Naskah serupa pernah dipentaskan oleh sanggar yang sama pada 1978 lalu. "Garapan kali ini berbeda. Lebih detail dan dinamis," ujar Retno Maruti pencipta gelaran tari ini saat jumpa pers di Jakarta, Kamis sore tadi.
Perbedaan yang paling kentara adalah formasi pemain. Karya yang pernah menerima penghargaan sebagai naskah tari terbaik ini pertama kali dimainkan dalam formasi kecil yaitu 9 penari yang kesemuanya wanita. Dalam garapan kali ini terdapat 18 penari yang terdiri dari penari laki-laki dan perempuan. Mereka memerankan perannya masing-masing.
Selain itu dramaturgi digarap lebih detail. Penari laki-laki nantinya akan memakai gaya Yogyakarta. Sedangkan penari perempuan menggunakan gaya Surakarta. Dua kekuatan gaya ini disatukan untuk menuturkan kisah Savitri. Keduanya bisa menyatu dan saling melengkapi.
Penyatuan dua gaya yang berbeda ini pernah dilakukan Maruti dalam karyanya berjudul Calon Arang tahun lalu. Tarian ini menggabungkan tari legong Bali bersama Bulan Tisna Jelantik dan tari Bedhoyo.

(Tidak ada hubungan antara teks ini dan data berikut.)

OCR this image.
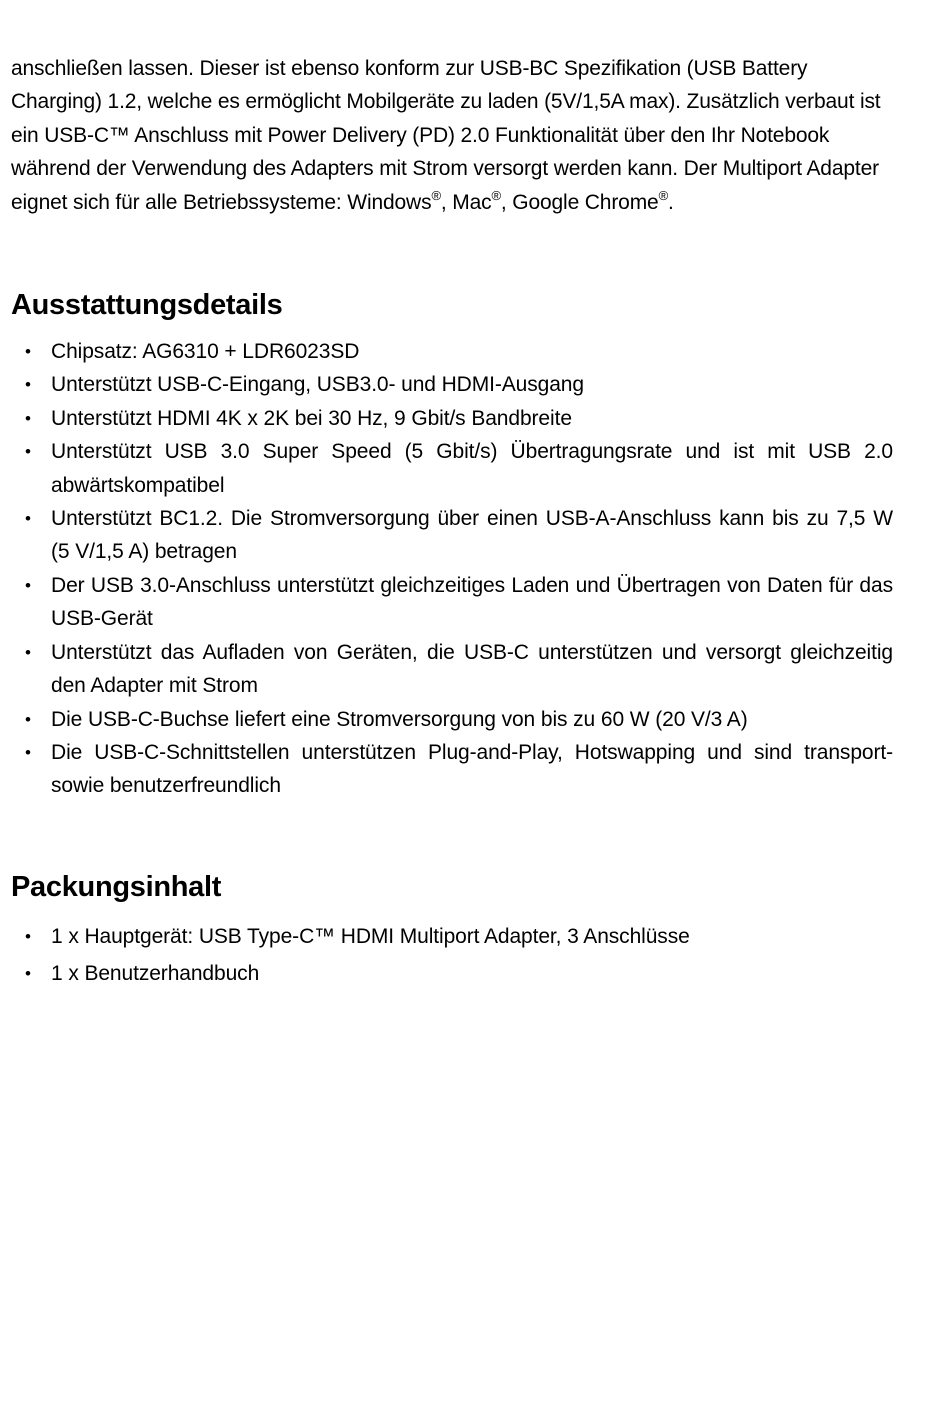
anschließen lassen. Dieser ist ebenso konform zur USB-BC Spezifikation (USB Battery Charging) 1.2, welche es ermöglicht Mobilgeräte zu laden (5V/1,5A max). Zusätzlich verbaut ist ein USB-C™ Anschluss mit Power Delivery (PD) 2.0 Funktionalität über den Ihr Notebook während der Verwendung des Adapters mit Strom versorgt werden kann. Der Multiport Adapter eignet sich für alle Betriebssysteme: Windows®, Mac®, Google Chrome®.

Ausstattungsdetails
• Chipsatz: AG6310 + LDR6023SD
• Unterstützt USB-C-Eingang, USB3.0- und HDMI-Ausgang
• Unterstützt HDMI 4K x 2K bei 30 Hz, 9 Gbit/s Bandbreite
• Unterstützt USB 3.0 Super Speed (5 Gbit/s) Übertragungsrate und ist mit USB 2.0 abwärtskompatibel
• Unterstützt BC1.2. Die Stromversorgung über einen USB-A-Anschluss kann bis zu 7,5 W (5 V/1,5 A) betragen
• Der USB 3.0-Anschluss unterstützt gleichzeitiges Laden und Übertragen von Daten für das USB-Gerät
• Unterstützt das Aufladen von Geräten, die USB-C unterstützen und versorgt gleichzeitig den Adapter mit Strom
• Die USB-C-Buchse liefert eine Stromversorgung von bis zu 60 W (20 V/3 A)
• Die USB-C-Schnittstellen unterstützen Plug-and-Play, Hotswapping und sind transport- sowie benutzerfreundlich
Packungsinhalt
• 1 x Hauptgerät: USB Type-C™ HDMI Multiport Adapter, 3 Anschlüsse
• 1 x Benutzerhandbuch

Tari langendriyan ini berkisah tentang kesetiaan dan kekuatan cinta istri kepada suaminya, Satyawan. Tetapi bisa ditafsirkan dengan perspektif masa kini bahwa kesetiaan adalah nilai penting untuk tetap dipegang. Karena disitulah sebenarnya nilai kita sebagai manusia.
Savitri adalah putri Raja Asvapati yang diperkenankan mencari jodoh bagi dirinya. Savitri memilih Satyawan, anak raja Dyumatsena yang buta dan tinggal di hutan karena kerajaannya ditaklukkan oleh musuh.
Pilihan Savitri membuat ayahnya berduka. Karena menurut para resi, usia Satyawan hanya bersisa satu tahun. Savitri kukuh pada pendiriannya dan memilih tinggal bersama suaminya di hutan.
Ketika Dewa Yamadipati mencabut nyawa suaminya, Savitri dengan ketulusan dan tekad yang kuat mengikuti kemanapun arwah Satyawan dibawa pergi. Akhirnya, Dewa menyerahkan kembali arwah suaminya. Mereka telah menguji kesetiaan Savitri.